Pour l’auditeur, « I Inside The Old Year Dying » ne pouvait donc pas être un album facile d’accès. C’est même certainement le moins accessible des dix albums de PJ Harvey. A cet égard, lire ici et là, à peine le disque paru, que c’était un chef d’oeuvre ou au contraire un disque ennuyeux à mourir est exaspérant, sachant que dans un cas comme dans l’autre, il est illusoire de prétendre en faire le tour en une ou deux écoutes. Néanmoins, « I Inside The Old Year Dying », possède ses portes d’entrée. Si la volonté affichée de PJ Harvey, flanquée de ses fidèles collaborateurs John Parish et Flood, était de créer un climat sonore mouvant, fait d’instruments, de boucles et de sons captés dans la nature, les titres portés par une fibre doucement organique, avec de petits accords de guitare acoustique, mélodiquement délicats, retiennent les premiers l’attention.

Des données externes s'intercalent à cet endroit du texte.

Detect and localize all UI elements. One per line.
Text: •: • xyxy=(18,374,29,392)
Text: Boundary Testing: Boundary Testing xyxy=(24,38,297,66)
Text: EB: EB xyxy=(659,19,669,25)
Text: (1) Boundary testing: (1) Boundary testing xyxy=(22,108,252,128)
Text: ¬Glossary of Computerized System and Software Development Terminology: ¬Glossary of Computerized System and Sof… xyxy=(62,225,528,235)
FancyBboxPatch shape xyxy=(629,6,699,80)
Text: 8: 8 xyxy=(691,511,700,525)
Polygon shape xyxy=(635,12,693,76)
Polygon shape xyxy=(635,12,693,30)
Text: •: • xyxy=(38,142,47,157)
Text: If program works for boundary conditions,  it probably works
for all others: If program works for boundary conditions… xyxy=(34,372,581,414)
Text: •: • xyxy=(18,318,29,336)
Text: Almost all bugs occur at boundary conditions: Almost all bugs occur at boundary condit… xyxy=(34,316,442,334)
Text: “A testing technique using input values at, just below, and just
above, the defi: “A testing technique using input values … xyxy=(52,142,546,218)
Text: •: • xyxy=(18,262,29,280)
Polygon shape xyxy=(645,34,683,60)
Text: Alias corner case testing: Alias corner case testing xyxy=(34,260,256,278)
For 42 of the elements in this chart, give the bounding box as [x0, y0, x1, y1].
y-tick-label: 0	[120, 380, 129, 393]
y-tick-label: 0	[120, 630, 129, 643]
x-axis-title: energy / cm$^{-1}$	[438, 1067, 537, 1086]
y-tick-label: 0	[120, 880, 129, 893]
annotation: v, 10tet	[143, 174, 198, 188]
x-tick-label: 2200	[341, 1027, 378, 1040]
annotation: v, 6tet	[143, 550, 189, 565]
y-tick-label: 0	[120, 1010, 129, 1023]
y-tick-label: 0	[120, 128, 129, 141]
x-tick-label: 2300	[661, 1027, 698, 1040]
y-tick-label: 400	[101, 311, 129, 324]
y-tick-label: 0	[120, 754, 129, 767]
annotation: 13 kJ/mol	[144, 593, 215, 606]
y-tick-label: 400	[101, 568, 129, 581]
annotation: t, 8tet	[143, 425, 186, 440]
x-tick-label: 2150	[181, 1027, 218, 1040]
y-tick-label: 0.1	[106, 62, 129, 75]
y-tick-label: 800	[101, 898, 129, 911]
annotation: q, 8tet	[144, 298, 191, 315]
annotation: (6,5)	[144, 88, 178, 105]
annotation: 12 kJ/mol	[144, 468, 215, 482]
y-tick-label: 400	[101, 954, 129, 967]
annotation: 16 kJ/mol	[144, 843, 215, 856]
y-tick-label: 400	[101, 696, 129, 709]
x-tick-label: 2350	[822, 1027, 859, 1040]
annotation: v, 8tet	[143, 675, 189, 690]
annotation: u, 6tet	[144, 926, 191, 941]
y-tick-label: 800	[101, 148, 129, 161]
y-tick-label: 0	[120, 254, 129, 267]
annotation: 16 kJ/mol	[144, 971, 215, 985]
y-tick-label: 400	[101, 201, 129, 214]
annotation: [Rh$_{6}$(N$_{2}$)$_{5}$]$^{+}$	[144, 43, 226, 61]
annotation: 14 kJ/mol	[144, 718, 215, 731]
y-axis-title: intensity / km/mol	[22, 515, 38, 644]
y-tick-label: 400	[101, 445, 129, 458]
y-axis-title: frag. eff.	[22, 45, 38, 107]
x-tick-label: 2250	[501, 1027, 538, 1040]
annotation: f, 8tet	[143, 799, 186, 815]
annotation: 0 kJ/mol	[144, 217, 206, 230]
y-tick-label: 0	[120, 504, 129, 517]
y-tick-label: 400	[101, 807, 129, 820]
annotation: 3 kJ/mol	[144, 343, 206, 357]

Lwonesome Tonight, I Inside The Old Year Dying, très court mais plus enlevé, I Inside The Old I Dying, A Child’s Question, July, A noiseless noise, qui renoue presque avec la fibre brute et orageuse de PJ Harvey, constituent ainsi les premiers « points d’ancrage » de l’album.
Ensuite, quand on y revient, on découvre que « I Inside The Old year Dying » est à la fois le reflet d’un moment et un nouveau pic créatif arraché de haute lutte. Car le climat sonore finit par devenir envoûtant et surtout révèle des trésors de trouvailles. A ce jeu, c’est certainement All Souls qui s’impose comme la pièce majeure de l’album. Sur ce morceau, on ne sait au départ pas exactement ce qu’on entend, sinon qu’il s’agit d’une boucle discrète et répétitive, sur laquelle va ensuite venir se greffer un accord de piano minimaliste. Deux fois rien mais un écrin parfait pour la voix de PJ Harvey qui va s’en servir pour faire naître un motif musical de toute beauté. La voix, justement, c’est un autre aspect auquel tenait PJ Harvey, qui voulait à tout prix s’éloigner du ton qu’on lui connaissait le plus communément. Une démarche qu’on lui avait déjà connue à l’époque de « White Chalk » où, en piano/voix, elle allait chercher des notes cristallines et fragiles inédites. Cette fois, à l’inverse, elle s’ingénie à explorer un registre plus « puissant », dès l’introductif et impressionnant Prayer At The Gate. Une puissance et gravité aussi à l’oeuvre sur le poétique et solennel August. Au final, « I Inside The Old Year Dying » reste et restera un album tout sauf fédérateur, réservé aux écoutes exclusives. Mais c’est bien un nouveau sommet dans la carrière de PJ Harvey, un album où elle s’est nourrie de ses doutes et interrogations pour se transcender totalement.